# Tutorial 2 - A more interesting oscillationΒΆ

In this tutorial, we will extend our example to include oscillations on top of the background pink noise. We begin in the same way as with the previous tutorial.

```
import numpy as np
from sails import generate_pink_roots, root_plot, model_from_roots
import matplotlib.pyplot as plt
plt.style.use('ggplot')
sample_rate = 100
nyq = sample_rate / 2.
freq_vect = np.linspace(0, nyq, 64)
roots = generate_pink_roots(1)
```

We now add in energy at two frequencies and plot the poles.

```
roots[3:5] = roots[3:5]*1.1
roots[7:9] = roots[7:9]*1.1
ax = root_plot(roots)
ax.figure.show()
```

In this plot we can see that in addition to our pink noise mode on the x-axis (compare back to the equivalent plot in the first tutorial), we have two poles which now sit closer to the unit circle - these correspond to the additional energy which we have placed in the signal.

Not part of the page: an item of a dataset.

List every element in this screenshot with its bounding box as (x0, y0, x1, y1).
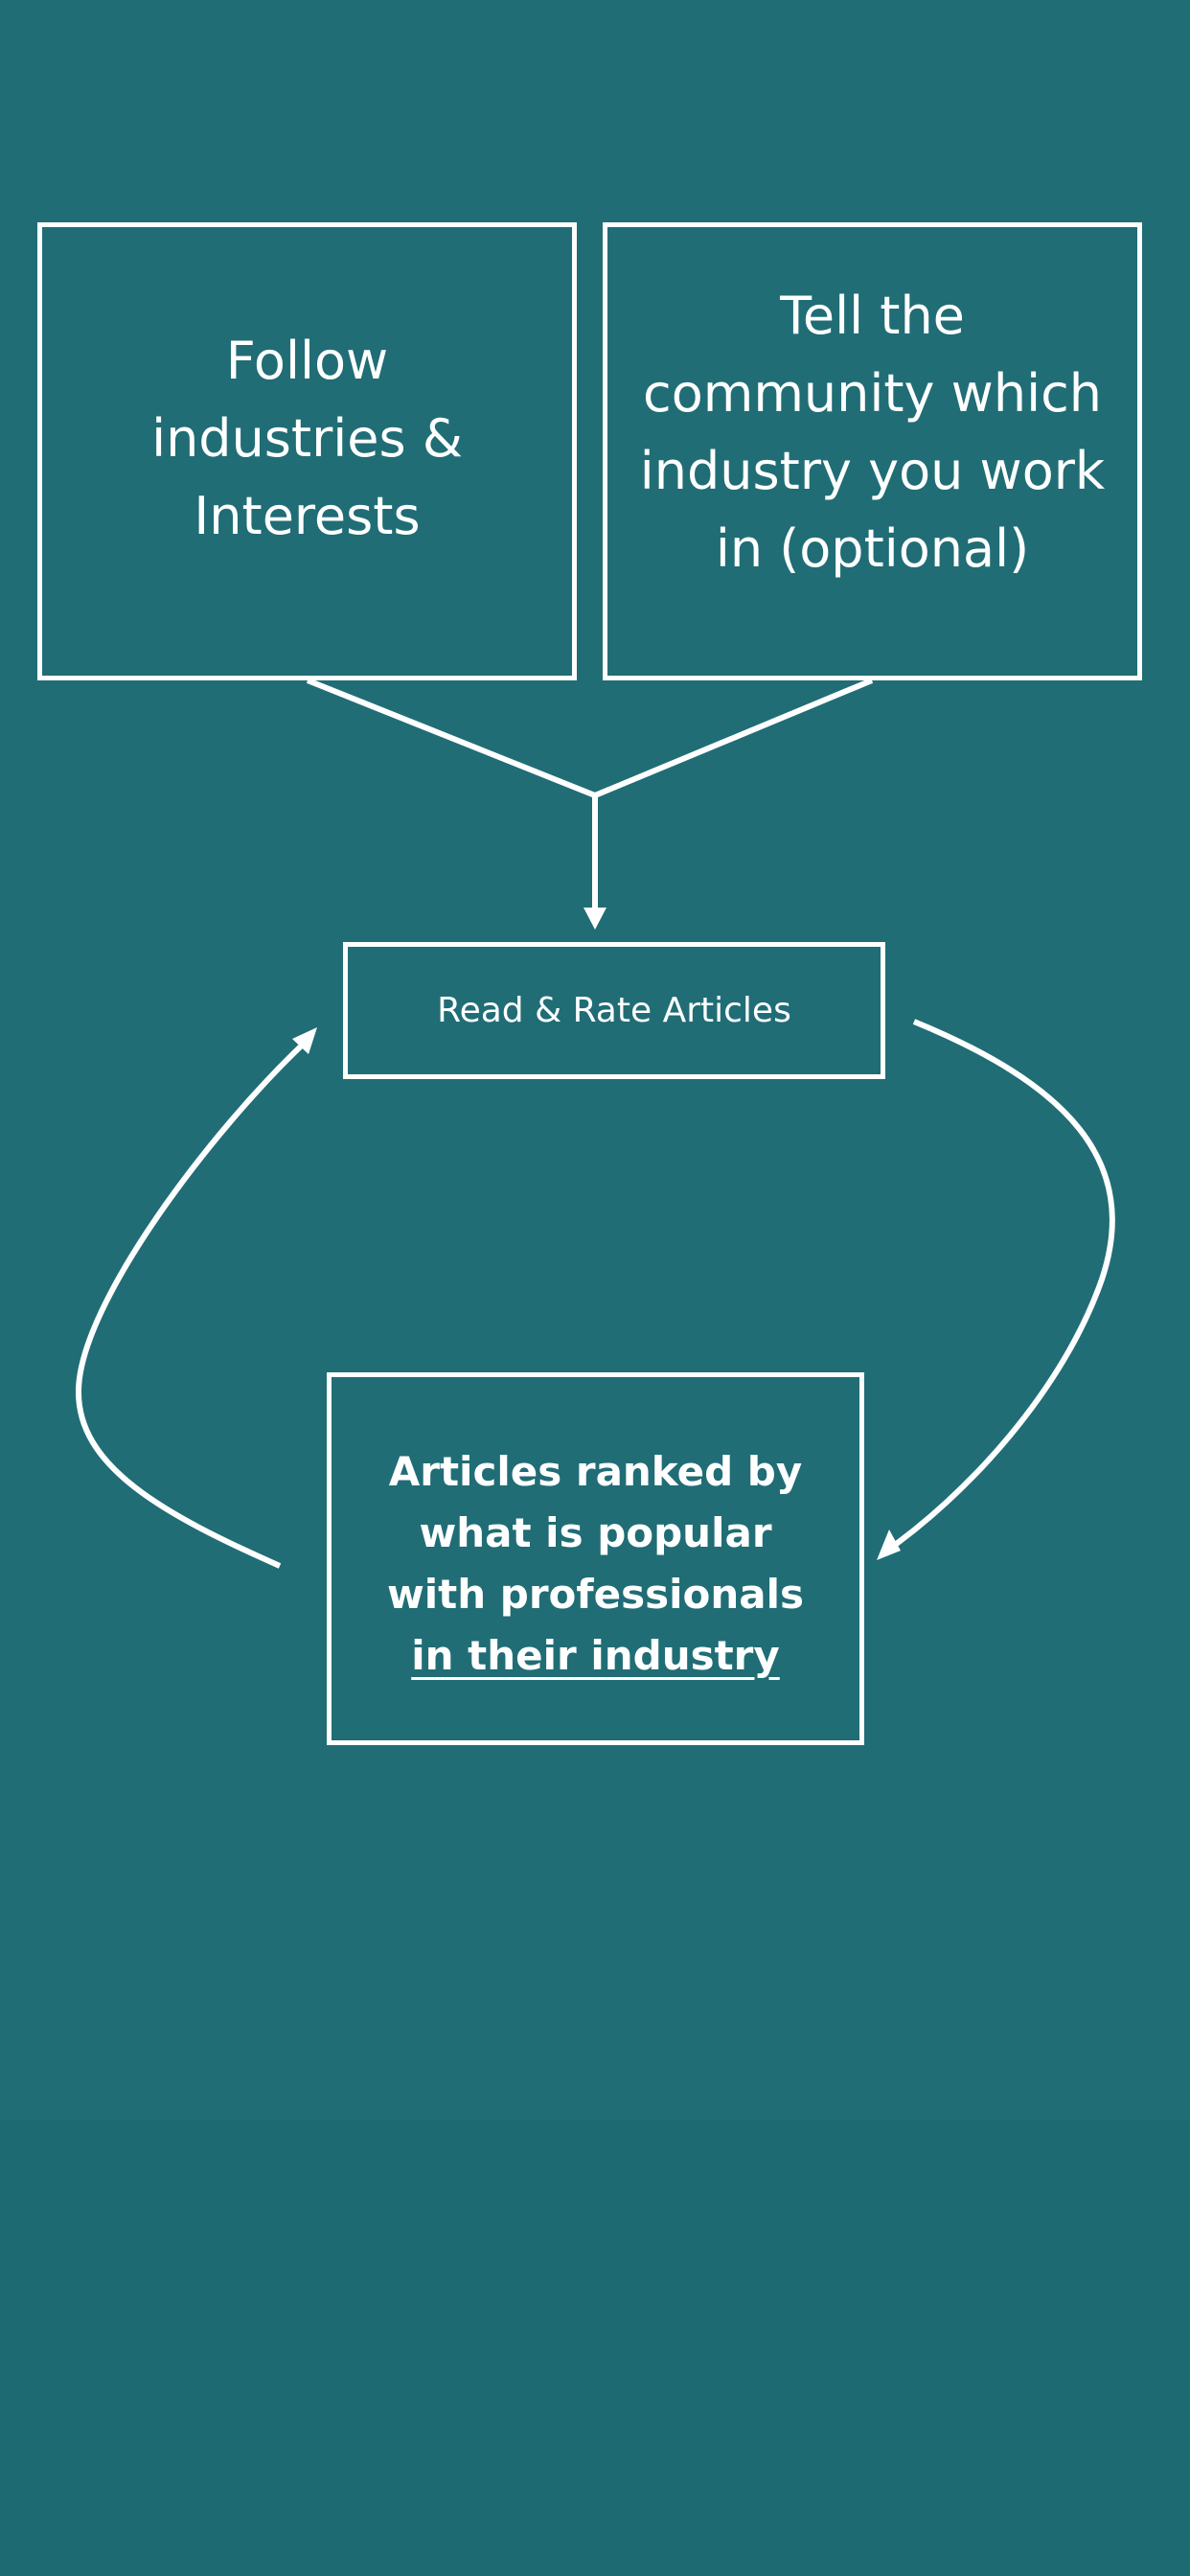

We can now continue to set up our model from our roots, generate the Fourier and Modal transfer functions and plot them as before:

```
from sails import FourierMvarMetrics, ModalMvarMetrics
m = model_from_roots(roots)
F = FourierMvarMetrics.initialise(m, sample_rate, freq_vect)
F_H = F.H
M = ModalMvarMetrics.initialise(m, sample_rate, freq_vect)
M_H = M.modes.transfer_function(sample_rate, freq_vect, sum_modes=True)
# Plot our fourier and modal spectra
f2 = plt.figure()
plt.plot(freq_vect, np.abs(F_H).squeeze(), 'o');
plt.plot(freq_vect, np.abs(M_H).squeeze());
plt.xlabel('Frequency (Hz)')
plt.ylabel('Frequency Response')
f2.show()
```

In comparison to our plot in the first tutorial, there are (as expected) two peaks in the Fourier transfer function at around 8Hz and 17Hz. We can also see that each of these two peaks has been extracted into a separate mode in the modal decomposition. This can be seen slightly more clearly by using a log scale for the y axis:

```
f3 = plt.figure()
plt.semilogy(freq_vect, np.abs(F_H).squeeze(), 'o');
plt.semilogy(freq_vect, np.abs(M_H).squeeze());
plt.xlabel('Frequency (Hz)')
plt.ylabel('Frequency Response')
f3.show()
```

We can also go on to extract the magnitude of the eigenvalues for each of the poles:

```
ev = np.abs(M.modes.evals)
```

Note that we have an eigenvalue for each of the poles, not each of the modes.
As the eigenvalue will be identical for both of the poles in a given mode
(where the mode consists of a pole pair), we can reduce down to examining
one pole for each mode. To get the relevant indices, we can extract the
information from the mode_indices property on the
`MvarModalDecomposition`

object. We can then extract other
interesting pieces of information such as the period of the oscillation in the
same way:

```
idx = [i[0] for i in M.modes.mode_indices]
print(ev[idx])
```

```
[[ 0.96393242]
[ 0.83308007]
[ 0.88077379]
[ 0.78215297]
[ 0.84650308]
[ 0.7603617 ]
[ 0.75345934]
[ 0.74824023]
[ 0.74435422]
[ 0.73893252]
[ 0.73980532]
[ 0.74158676]]
```

```
print(M.modes.peak_frequency[idx])
```

```
[[ 0. ]
[ 4.37353106]
[ 8.83055516]
[ 13.2106547 ]
[ 17.56247546]
[ 21.90065104]
[ 26.23121568]
[ 30.55715939]
[ 34.88016321]
[ 47.84046803]
[ 43.52119577]
[ 39.20127164]]
```

From this, we can see that the modes which fit our two oscillations are found at 8.8Hz and 17.6Hz.